Useful picks are a Cero variant that matches your style, Finger Cero, Bala Swarm, Hierro, Cero Armor, and High Speed Regeneration. The Cero Speed, Power, Ultra Power, and Rapid Fire upgrades are choice-locked, so plan your beam identity before spending. For any Hollow player this branch is essentially required investment regardless of its tier.


RacePriority order
ShinigamiSpeed, then Hakuda or Kido, then Strength, then Misc tools
QuincyQuincy, then Speed, then Strength or Hakuda, then Misc tools
HollowHakuda, then Speed, then Hollow / Arrancar, then Strength

The throughline is simple. Speed appears in every plan because movement and recovery improve melee, weapon, bow, Cero, and Kido play alike. From there, you commit to one real damage core and avoid spreading SP thinly across branches that your stats cannot support.

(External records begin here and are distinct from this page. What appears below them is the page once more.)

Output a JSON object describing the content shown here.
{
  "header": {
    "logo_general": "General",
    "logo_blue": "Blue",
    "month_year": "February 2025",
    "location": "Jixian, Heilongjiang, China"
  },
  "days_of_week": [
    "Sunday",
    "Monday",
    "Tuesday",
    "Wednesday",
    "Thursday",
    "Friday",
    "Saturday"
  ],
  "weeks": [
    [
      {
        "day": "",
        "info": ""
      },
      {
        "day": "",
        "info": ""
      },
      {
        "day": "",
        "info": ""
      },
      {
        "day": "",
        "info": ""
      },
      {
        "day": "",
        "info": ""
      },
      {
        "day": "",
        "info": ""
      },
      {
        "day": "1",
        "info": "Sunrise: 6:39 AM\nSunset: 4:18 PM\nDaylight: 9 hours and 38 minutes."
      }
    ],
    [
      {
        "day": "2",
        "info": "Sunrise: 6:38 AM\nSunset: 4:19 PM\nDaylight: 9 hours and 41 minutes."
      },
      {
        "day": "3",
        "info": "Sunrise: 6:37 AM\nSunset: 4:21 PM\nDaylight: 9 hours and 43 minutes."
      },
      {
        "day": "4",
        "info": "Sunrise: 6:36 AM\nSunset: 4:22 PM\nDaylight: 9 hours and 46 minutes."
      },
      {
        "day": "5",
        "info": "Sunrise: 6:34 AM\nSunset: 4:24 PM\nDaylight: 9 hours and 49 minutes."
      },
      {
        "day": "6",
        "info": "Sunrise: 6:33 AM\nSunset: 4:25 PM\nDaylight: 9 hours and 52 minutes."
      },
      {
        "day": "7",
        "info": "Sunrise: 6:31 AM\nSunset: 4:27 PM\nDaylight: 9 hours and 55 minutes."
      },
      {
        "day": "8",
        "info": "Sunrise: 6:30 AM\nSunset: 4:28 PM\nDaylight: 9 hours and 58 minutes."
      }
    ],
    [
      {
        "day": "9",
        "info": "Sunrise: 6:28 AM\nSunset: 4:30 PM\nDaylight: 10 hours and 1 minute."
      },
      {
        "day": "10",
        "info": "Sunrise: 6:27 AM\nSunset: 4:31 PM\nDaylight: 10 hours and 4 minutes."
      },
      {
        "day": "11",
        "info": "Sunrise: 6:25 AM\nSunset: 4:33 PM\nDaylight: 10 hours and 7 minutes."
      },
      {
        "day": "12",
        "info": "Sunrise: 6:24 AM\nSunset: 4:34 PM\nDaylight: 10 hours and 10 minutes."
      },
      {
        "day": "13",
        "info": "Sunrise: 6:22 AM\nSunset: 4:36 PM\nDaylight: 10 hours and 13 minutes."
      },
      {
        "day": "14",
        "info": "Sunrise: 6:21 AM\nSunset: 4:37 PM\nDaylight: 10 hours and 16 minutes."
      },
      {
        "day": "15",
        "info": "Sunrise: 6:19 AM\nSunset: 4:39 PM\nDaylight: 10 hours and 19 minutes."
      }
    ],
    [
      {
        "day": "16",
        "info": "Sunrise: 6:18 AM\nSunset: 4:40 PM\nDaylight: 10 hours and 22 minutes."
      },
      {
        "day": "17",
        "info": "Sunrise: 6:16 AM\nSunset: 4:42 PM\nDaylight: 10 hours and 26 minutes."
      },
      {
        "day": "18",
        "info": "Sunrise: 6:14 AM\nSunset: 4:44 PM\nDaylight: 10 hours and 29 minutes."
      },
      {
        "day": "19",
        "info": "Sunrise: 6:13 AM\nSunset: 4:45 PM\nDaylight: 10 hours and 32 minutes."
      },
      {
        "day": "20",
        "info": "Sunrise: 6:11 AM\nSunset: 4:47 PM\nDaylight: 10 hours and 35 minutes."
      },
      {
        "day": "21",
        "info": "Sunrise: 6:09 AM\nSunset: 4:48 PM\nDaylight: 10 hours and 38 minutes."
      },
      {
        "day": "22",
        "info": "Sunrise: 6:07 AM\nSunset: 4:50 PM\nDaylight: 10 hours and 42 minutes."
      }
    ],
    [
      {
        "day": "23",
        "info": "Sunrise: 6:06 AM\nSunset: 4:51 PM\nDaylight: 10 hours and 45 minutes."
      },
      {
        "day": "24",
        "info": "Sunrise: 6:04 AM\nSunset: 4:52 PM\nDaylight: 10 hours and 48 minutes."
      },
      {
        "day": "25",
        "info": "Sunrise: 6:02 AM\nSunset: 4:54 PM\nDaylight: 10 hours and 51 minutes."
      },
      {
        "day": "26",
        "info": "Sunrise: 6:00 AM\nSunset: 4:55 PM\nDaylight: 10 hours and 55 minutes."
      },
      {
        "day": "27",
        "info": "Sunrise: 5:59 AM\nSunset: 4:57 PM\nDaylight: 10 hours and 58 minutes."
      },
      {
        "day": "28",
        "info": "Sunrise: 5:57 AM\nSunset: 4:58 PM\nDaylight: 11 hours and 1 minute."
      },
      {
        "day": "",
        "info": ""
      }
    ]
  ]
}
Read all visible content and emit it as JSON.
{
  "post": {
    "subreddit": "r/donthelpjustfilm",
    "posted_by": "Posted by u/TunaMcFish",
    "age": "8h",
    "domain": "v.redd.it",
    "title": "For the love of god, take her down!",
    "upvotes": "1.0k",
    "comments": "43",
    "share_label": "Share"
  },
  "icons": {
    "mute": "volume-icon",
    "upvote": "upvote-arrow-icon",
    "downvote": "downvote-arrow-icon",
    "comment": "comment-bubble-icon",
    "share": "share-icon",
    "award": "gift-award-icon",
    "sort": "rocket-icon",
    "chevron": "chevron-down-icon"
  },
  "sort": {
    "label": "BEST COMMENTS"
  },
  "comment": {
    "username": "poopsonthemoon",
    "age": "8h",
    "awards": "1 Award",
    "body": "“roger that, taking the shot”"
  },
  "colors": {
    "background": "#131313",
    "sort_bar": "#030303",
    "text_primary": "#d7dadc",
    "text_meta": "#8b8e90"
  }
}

How Update 1 affects these rankings

VV Ultimatum Update 1 is expected this weekend, on June 20–21. New, reworked, or rebalanced skills can shift where each tree lands, so treat the current order as a strong starting point rather than a fixed law. The early meta still rewards fundamentals — clean parries, resource management, and one focused build — over chasing any single “broken” pick.

Tip: before respeccing or spending a large pool of SP after the patch lands, test whether your current build still clears the same fights, and only move tier labels in your head when a change actually affects a build decision.